In 1973, a brewer called Duncan from the northeast set up a brewery between Tampa and Orlando called Duncan Brewing Inc. His focus was price beers, making beers both under his own name and for private labels.
“Dunk’s”, quite naturally, was the house brand but there were others. Establishing a new, independent brewery then was highly unusual. Still, it happened here and there, e.g., in Alaska in the mid-70s in the form of Prinz Brau, owned by the Dr. Oetker group in Germany. (Yes, of the pizzas you know and love).
It happened in Ontario in ’73 in Hamilton when Henninger of Frankfurt set up brewing there albeit on a brewing site founded by Andrew Peller in the 1940s.
And it happened here in Florida. Who was Mr. Duncan? His full name was Lemoyne Nathan Duncan, originally from Maryland. He lived from 1917 until 2010. You can glean details of his life in this memorial notice.
He sold out to the conglomerate Heileman in 1980 according to Jim Roberston’s The Connoisseur’s Guide to Beer (1982 edition). He may have continued working in the brewery as the notice states he retired at 69.
One wonders what he thought of the craft revival, something he did not capitalise on; it was just too early and Florida then was not the most propitious place for it.
In the 80s the brewery was sold again and at least once after, to independents.
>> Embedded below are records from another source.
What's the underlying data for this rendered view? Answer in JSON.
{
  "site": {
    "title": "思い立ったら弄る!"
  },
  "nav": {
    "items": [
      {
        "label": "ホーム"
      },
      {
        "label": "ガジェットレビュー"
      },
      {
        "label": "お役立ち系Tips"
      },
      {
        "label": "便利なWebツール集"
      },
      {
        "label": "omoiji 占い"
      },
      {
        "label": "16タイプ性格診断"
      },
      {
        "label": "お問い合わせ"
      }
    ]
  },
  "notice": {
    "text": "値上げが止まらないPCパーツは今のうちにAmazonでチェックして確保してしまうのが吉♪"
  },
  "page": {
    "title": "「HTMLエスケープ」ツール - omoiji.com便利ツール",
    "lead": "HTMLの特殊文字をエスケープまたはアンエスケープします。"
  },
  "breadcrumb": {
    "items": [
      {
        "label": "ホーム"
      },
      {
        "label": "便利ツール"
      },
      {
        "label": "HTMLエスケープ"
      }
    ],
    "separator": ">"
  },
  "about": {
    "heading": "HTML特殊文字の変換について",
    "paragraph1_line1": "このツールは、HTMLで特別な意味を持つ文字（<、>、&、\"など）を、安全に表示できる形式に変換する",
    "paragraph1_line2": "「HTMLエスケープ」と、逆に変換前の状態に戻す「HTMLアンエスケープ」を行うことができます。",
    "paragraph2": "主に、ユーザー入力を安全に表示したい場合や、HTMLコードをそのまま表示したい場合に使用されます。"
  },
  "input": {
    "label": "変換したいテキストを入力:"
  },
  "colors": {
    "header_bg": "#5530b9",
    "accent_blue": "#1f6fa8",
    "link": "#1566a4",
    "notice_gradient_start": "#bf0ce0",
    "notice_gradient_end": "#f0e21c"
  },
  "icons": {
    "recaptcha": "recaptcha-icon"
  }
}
Today it’s owned by the Venezuelan beverage and food group that make Polar Pilsner, a big seller not just in Venezuela but elsewhere in South America, in Central America, and into south Florida.
Florida Brewery in Auburndale today hence makes Polar Pilsner, its main brand. The brewery also makes a line of malt beverage (non-alcohol), popular in Hispanic markets.
Other brands in the brewing line include Gator Lager and Amber Lager, which seem Euro lager and craft-styled, respectively. The company also does co-pack and private label work. Maybe the original Dunk’s formulation is on a grocery shelf somewhere…
It seemed long odds arriving in Florida again in 2018 that Lemoyne Duncan’s brewery still exists, but it does. Polar Pilsener is in the older, refreshing, pre-craft style. I won’t judge it until I taste, but online reports use terms such as the Budweiser of South America. In an odd kind of way, perhaps its profile ends by being similar to the Dunk’s of the 1970s, to which Jim Robertson gave a respectful review.
Maybe I’ll even get up to Auburndale. Florida Brewery has a beer garden, I understand, and may make craft-style beers for sale onsite. Get out the GPS.
Postscript: Florida Beer Co. Ltd., which I mentioned earlier, is a different concern, based in Cape Canaveral. It too though is owned by a large group further south, in its case based in Trinidad. Hence Mackeson stout being made in Florida now.